Basically, the fewer liabilities on your balance sheet the better:
- Debt in the balance sheet secured against specific assets usually means that these liabilities are effectively cancelling each other out.
- Large creditors (accounts payable), particularly those greater than thirty days or outside trading terms, will generally be viewed unfavourably.
- Banks will scrutinise all statutory obligations such as tax debt, superannuation, payroll tax and work cover to ensure they are up to date.
- Unsecured loans or related party loans in the liability section are viewed positively by the bank. These loans represent capital injected or profits left behind in the business and indicate that the business is fully or partially self-funded.
The greater equity the better. Equity or shareholders’ funds represent capital injected into the business and/or profit retained to fund and build assets. This will be viewed positively by the bank.
Negative equity would suggest that liabilities exceed assets and would be a cause for concern. In fact, unless the directors/shareholders or beneficiaries have subordinated loans under liabilities, this may be a significant concern for the solvency of the business.
When it comes to the balance sheet, strong cashflow and sustained profits are good indicators, but a bank will closely scrutinise the report. They will assess the business’ strength and the asset coverage of the funds lent to ensure that the business can repay the bank.
Profit and loss statement
Financial institutions will typically want a minimum of the last two-to-three years’ profit and loss.
Whilst strong profits are a good indicator, the bank will often delve deeper into what is behind the profit result. Firstly, they will look at the fundamentals of the profit and loss statement considering items such as rent and wages relative to business turnover.
Banks often use data on industry benchmarks to assess expenses and overheads relative to comparative businesses. They will inspect the business’ gross margin, closing stock figures, sales and turnover and compare them to industry standards and comparable businesses.
They will also view whether revenue has been increasing in order to understand if the business has been growing or contracting over the previous few years. Declining revenues will often require an explanation whilst rapidly increasing turnover will be important to the bank in understanding funding requirements for the business’ growth prospects.
For an owner operated business a financial institution will scrutinise the shareholders’ and/or directors’ full take home pay. It may be that profit is high but the directors are drawing minimal wages, or profit may be on the low side while owners are drawing large wages.
Typically the bank will look at the EBITD (earnings before interest, tax and depreciation) and add these outgoings to prior years’ profits to determine anticipated cashflow to repay a loan.

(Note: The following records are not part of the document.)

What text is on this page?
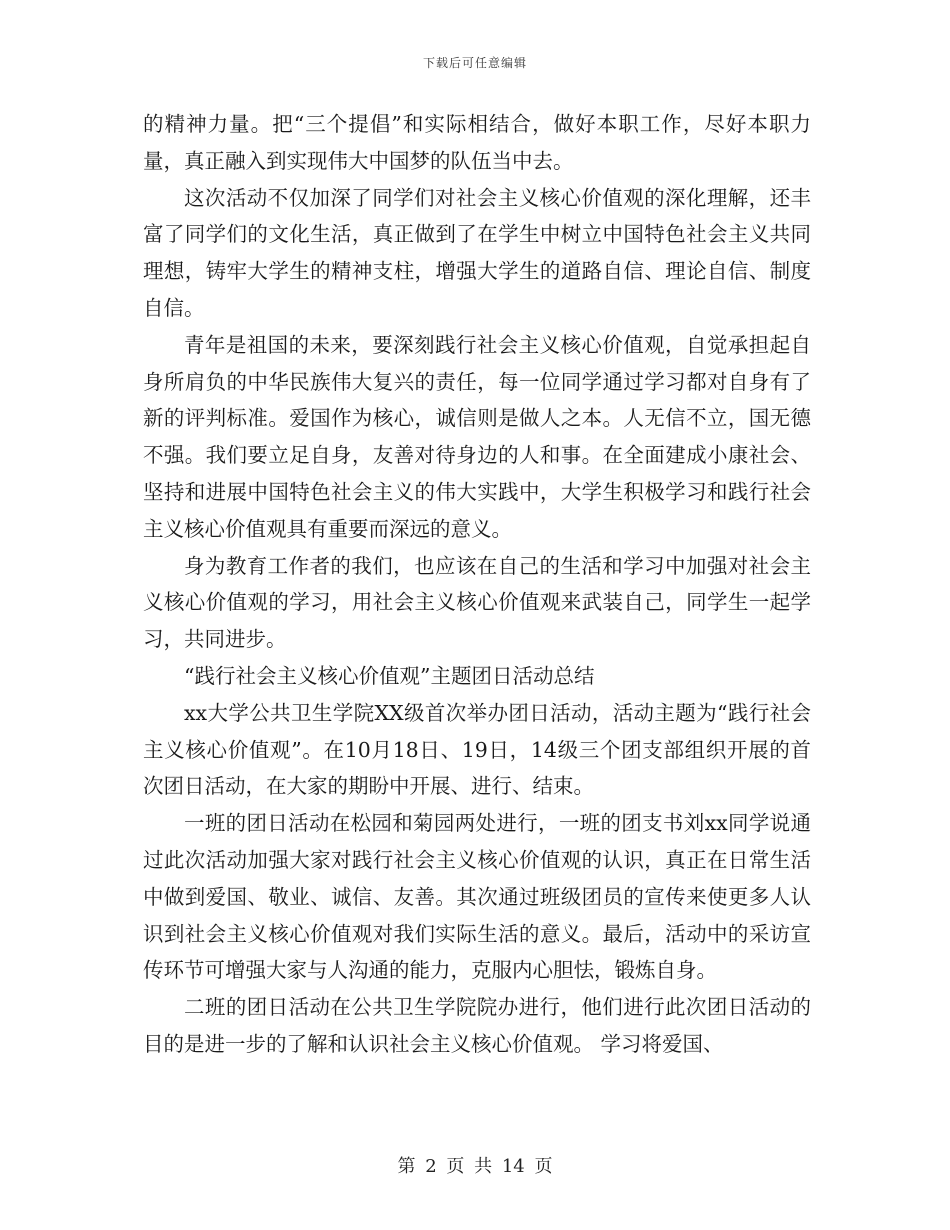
下载后可任意编辑

的精神力量。把“三个提倡”和实际相结合，做好本职工作，尽好本职力量，真正融入到实现伟大中国梦的队伍当中去。

这次活动不仅加深了同学们对社会主义核心价值观的深化理解，还丰富了同学们的文化生活，真正做到了在学生中树立中国特色社会主义共同理想，铸牢大学生的精神支柱，增强大学生的道路自信、理论自信、制度自信。

青年是祖国的未来，要深刻践行社会主义核心价值观，自觉承担起自身所肩负的中华民族伟大复兴的责任，每一位同学通过学习都对自身有了新的评判标准。爱国作为核心，诚信则是做人之本。人无信不立，国无德不强。我们要立足自身，友善对待身边的人和事。在全面建成小康社会、坚持和进展中国特色社会主义的伟大实践中，大学生积极学习和践行社会主义核心价值观具有重要而深远的意义。

身为教育工作者的我们，也应该在自己的生活和学习中加强对社会主义核心价值观的学习，用社会主义核心价值观来武装自己，同学生一起学习，共同进步。

“践行社会主义核心价值观”主题团日活动总结

xx大学公共卫生学院XX级首次举办团日活动，活动主题为“践行社会主义核心价值观”。在10月18日、19日，14级三个团支部组织开展的首次团日活动，在大家的期盼中开展、进行、结束。

一班的团日活动在松园和菊园两处进行，一班的团支书刘xx同学说通过此次活动加强大家对践行社会主义核心价值观的认识，真正在日常生活中做到爱国、敬业、诚信、友善。其次通过班级团员的宣传来使更多人认识到社会主义核心价值观对我们实际生活的意义。最后，活动中的采访宣传环节可增强大家与人沟通的能力，克服内心胆怯，锻炼自身。

二班的团日活动在公共卫生学院院办进行，他们进行此次团日活动的目的是进一步的了解和认识社会主义核心价值观。 学习将爱国、

第 2 页 共 14 页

In understanding the future profits and the ability of a business to meet ongoing financing commitments, the bank will typically want 12-to-24 months of projected cashflows. The cashflow will demonstrate the direction in which the business is going, including growth expectations and cashflow requirements.
A typical funding facility will include long-term financing with a term loan or commercial bill but the bank will also generally provide a short-term facility such as an overdraft.
Importantly when preparing a cashflow you should demonstrate to the bank the ability to make interest payments and principal repayments if required. For example, if requesting an additional $2 million in funding, your cashflow should incorporate the additional interest payments required on this facility.
It is vitally important that the forecast be realistic. Businesses will often prepare extremely optimistic profit projections to gain favour with the bank, however the bank may turn to the business owner and say “based on this cash flow you do not need any money from us!” Be careful that you don’t outsmart yourself!
Obtaining business finance in the current economic environment is proving extremely difficult. Ensuring that your financial statements are in good order and showing the bank what they want to know will make a significant difference.